I would like to prove that if we're in the context of a limit for $x \to \infty$ of a function $f$ (lets suppose that $f$ has finite limit $l$) we can suppose $x>0$ and, more in general, we can suppose $x>a$ with $a>0$.
My approach is that we know by limit definition that for all $\varepsilon>0$ exists $K_\varepsilon>0$ such that for all $x>K_{\varepsilon}$ it is $|f(x)-l|<\varepsilon$.
So from this the first statement is immediate, since by $x>K_{\varepsilon}>0$ for transitivity it is $x>0$; so, for the other statement, since the definition of limit works for $K_{\varepsilon}$ it works for all $M_{\varepsilon}>K_{\varepsilon}$, so for proving that we can suppose $x>a$ it is enough to use the arbitrarity of $M_{\varepsilon}$. Lets choose $M_{\varepsilon}$ such that $x-a>M_{\varepsilon}-a>K_{\varepsilon}>0$, hence it is $x>M_{\varepsilon}>a$.

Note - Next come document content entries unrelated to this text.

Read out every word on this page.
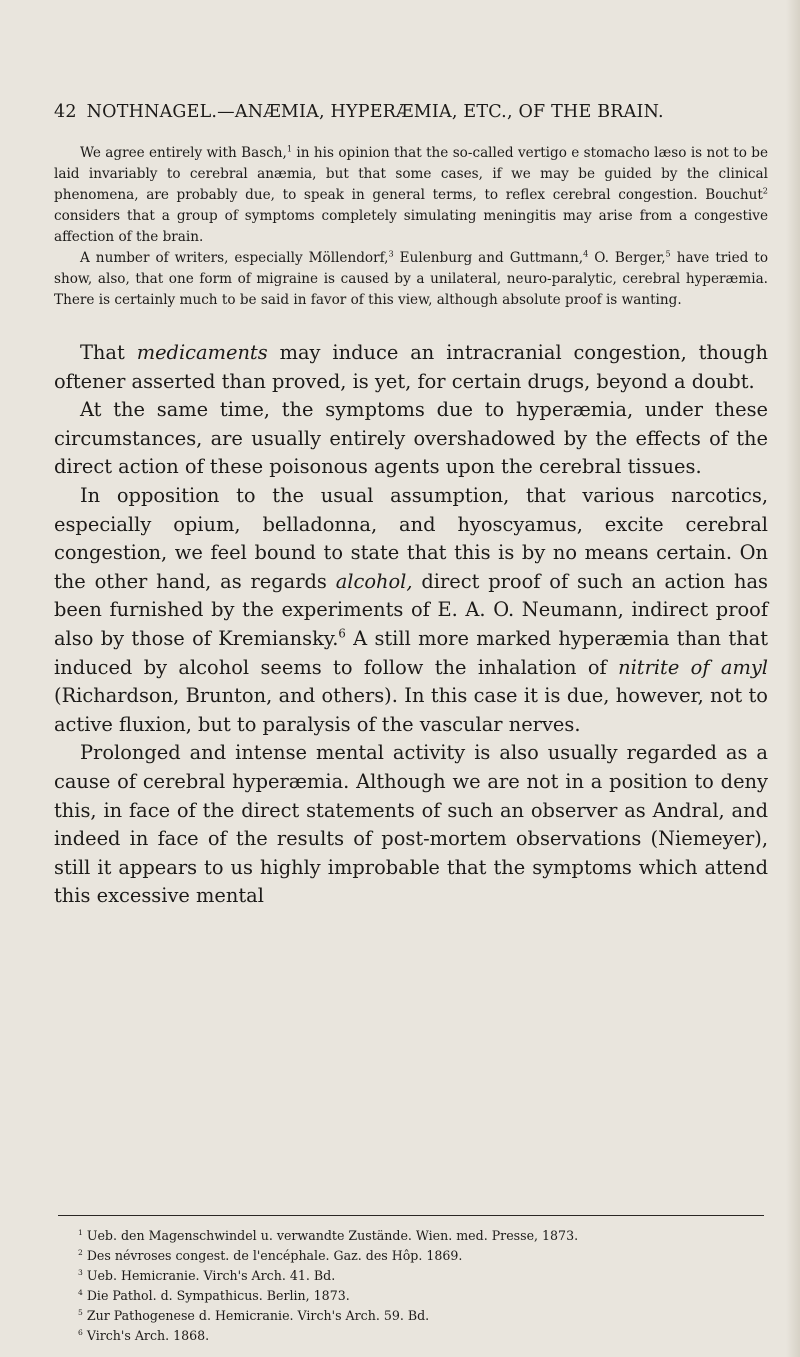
42 NOTHNAGEL.—ANÆMIA, HYPERÆMIA, ETC., OF THE BRAIN.

We agree entirely with Basch,$^1$ in his opinion that the so-called vertigo e stomacho læso is not to be laid invariably to cerebral anæmia, but that some cases, if we may be guided by the clinical phenomena, are probably due, to speak in general terms, to reflex cerebral congestion. Bouchut$^2$ considers that a group of symptoms completely simulating meningitis may arise from a congestive affection of the brain.

A number of writers, especially Möllendorf,$^3$ Eulenburg and Guttmann,$^4$ O. Berger,$^5$ have tried to show, also, that one form of migraine is caused by a unilateral, neuro-paralytic, cerebral hyperæmia. There is certainly much to be said in favor of this view, although absolute proof is wanting.

That medicaments may induce an intracranial congestion, though oftener asserted than proved, is yet, for certain drugs, beyond a doubt.

At the same time, the symptoms due to hyperæmia, under these circumstances, are usually entirely overshadowed by the effects of the direct action of these poisonous agents upon the cerebral tissues.

In opposition to the usual assumption, that various narcotics, especially opium, belladonna, and hyoscyamus, excite cerebral congestion, we feel bound to state that this is by no means certain. On the other hand, as regards alcohol, direct proof of such an action has been furnished by the experiments of E. A. O. Neumann, indirect proof also by those of Kremiansky.$^6$ A still more marked hyperæmia than that induced by alcohol seems to follow the inhalation of nitrite of amyl (Richardson, Brunton, and others). In this case it is due, however, not to active fluxion, but to paralysis of the vascular nerves.

Prolonged and intense mental activity is also usually regarded as a cause of cerebral hyperæmia. Although we are not in a position to deny this, in face of the direct statements of such an observer as Andral, and indeed in face of the results of post-mortem observations (Niemeyer), still it appears to us highly improbable that the symptoms which attend this excessive mental

$^1$ Ueb. den Magenschwindel u. verwandte Zustände. Wien. med. Presse, 1873.
$^2$ Des névroses congest. de l'encéphale. Gaz. des Hôp. 1869.
$^3$ Ueb. Hemicranie. Virch's Arch. 41. Bd.
$^4$ Die Pathol. d. Sympathicus. Berlin, 1873.
$^5$ Zur Pathogenese d. Hemicranie. Virch's Arch. 59. Bd.
$^6$ Virch's Arch. 1868.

Is this correct? If not, can someone point out my mistakes? Thanks.
I suppose that this works for $x\to x_0$ too, in the sense that if $x \to x_0$ we can suppose $|x-x_0| < a$ for all $a>0$; indeed for $x \to x_0$ the definition of limit works for a $\delta_{\varepsilon}>0$ such that $|x-x_0|<\delta_{\varepsilon}$ then it works for all $\sigma_{\varepsilon}<\delta_{\varepsilon}$, and so it is enough to take $\sigma_{\varepsilon}>a$ so we have $x_0-\delta_{\varepsilon}<x_0-\sigma_{\varepsilon}<x_0-a<x<x_0+a<x_0+\sigma_{\varepsilon}<x_0+\delta_{\varepsilon}\Rightarrow |x-x_0|<a$.
Has this sense?
A colleague of mine wanted to prove the first statement (the one of limit as $x\to\infty$) with the theorem (which I know has the name "permanence of sign theorem") that if $f \to l$ with $l>0$ for $x\to c$ then $f(x)>l$ for $|x-c|<\delta_{\varepsilon}$, but it looks wrong to me because it gives us information on the sign of $l$ and not on the sign of $x$; is my colleague wrong or right? Thanks.